Method Zero: Obtaining Scripts Directly

If the original fansub group is still active, contact them through standard channels (website, forum, e-mail, IRC), explain who you are and what you're doing, and ask nicely for the scripts for the show in question. If the group has disbanded, check the staff credits in the video (most older fansubs will have them), and track down the individuals via IRC, AnimeSuki, or MAL.

This can be the easiest method, but it also has a low probability of success. While styled softsubs first became theoretically possible in 2002 or 2003 with .ogm + external .ssa releases (as seen with some R1 DVD-rips by Anime-HQ), many groups were protective of their scripts and used hardsubbing as a way to prevent people from... well, doing exactly what we're doing here. So some fansubbers/groups may not be willing to share scripts. And even if they are, the scripts may have been lost to FTP or HDD crashes, and thus no longer exist anywhere outside of the hardsubbed videos.

Advantages:

* If original fansub scripts can be obtained, it effectively turns your hardsub -> softsub project into a softsub -> softsub project, eliminating the need to obtain scripts manually.
* Ensures that no errors will be introduced, unless you do further editing to the scripts.

Disadvantages:

* Reduced chances of success, since it relies on others having the scripts and being willing to share them.
* Since many groups used After Effects (AFX) for their typesetting and karaoke, the scripts you receive might only have the dialogue, forcing you to redo signs and songs yourself.

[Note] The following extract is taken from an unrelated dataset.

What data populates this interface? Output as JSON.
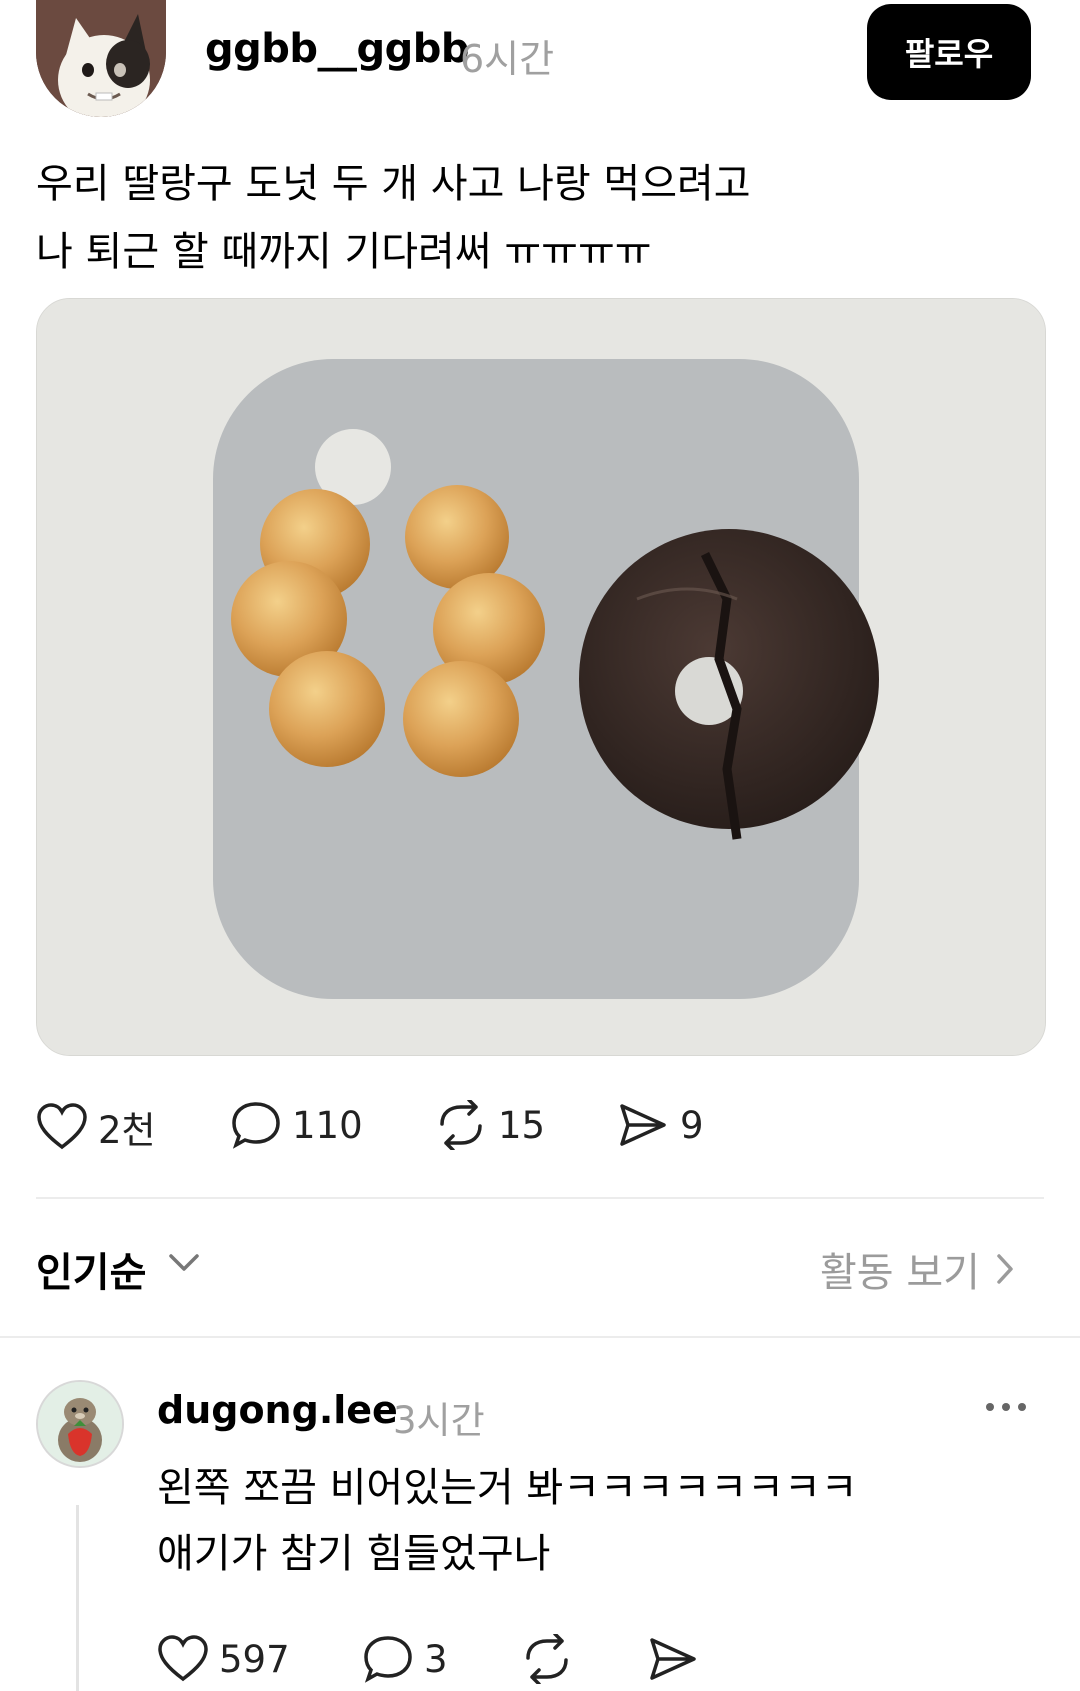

My projects done this way: Mamotte Shugogetten TV (future)

Method One: Optical Character Recognition (OCR):

OCR is a method that scans images, finds patterns of pixels of certain colors grouped into shapes, and interprets those shapes as text based on user input. For this method, you will need SubRip or an equivalent tool. The process of using SubRip on hardsubbed videos is complicated enough to require its own guide. I highly suggest reading this one, as it's how I learned to do it. This section will mainly be supplemental tips for that guide.

The first step is to decide, "Are these subs OCR-able?" In general, subs that use all one color, or have only a few similar colors, will be the most OCR-able. Simpler, san-serif fonts are also better, as serifs and other ornamentation will cause problems for Subrip. Subtitles that use many different colors, like different text or outline colors for each character, will not be OCR-able. Examples of the latter include a.f.k.'s Full Moon, Static-Subs' My-Hime/My-Otome, Ryoumi's Tonagura!, and Anime-Keep's Yumeria.

Some tips the supplement the linked SubRip guide:
1) Before starting in with Subrip, open one of the TV-fansubs in Aegisub. Use Aegisub's Color Picker to determine the color hex values of the subtitles. Now when you're in SubRip, you can manually enter those values if the automatic color detection doesn't get the right colors. As the guide suggests, try to find a 2-line sub, and have SubRip scan a 2-line area. Get a sense of how wide the subtitles extend in the image, and set the scanning rectangle wide enough so that characters at the beginning and ends of sentences don't get cut off. For many fansubs, this will be close to the entire width of the image. If the original subs have few or no 2-line subs, you can try a 1-line rectangle to reduce the scanning area, thus reducing the amount of non-text marks SubRip will detect. Be prepared to use "Manual Entry" in SubRip if 2-liners do appear. Under "1-line settings", if SubRip perfectly reads the bottom line of a 2-line sub without any user input, it will miss the top line completely.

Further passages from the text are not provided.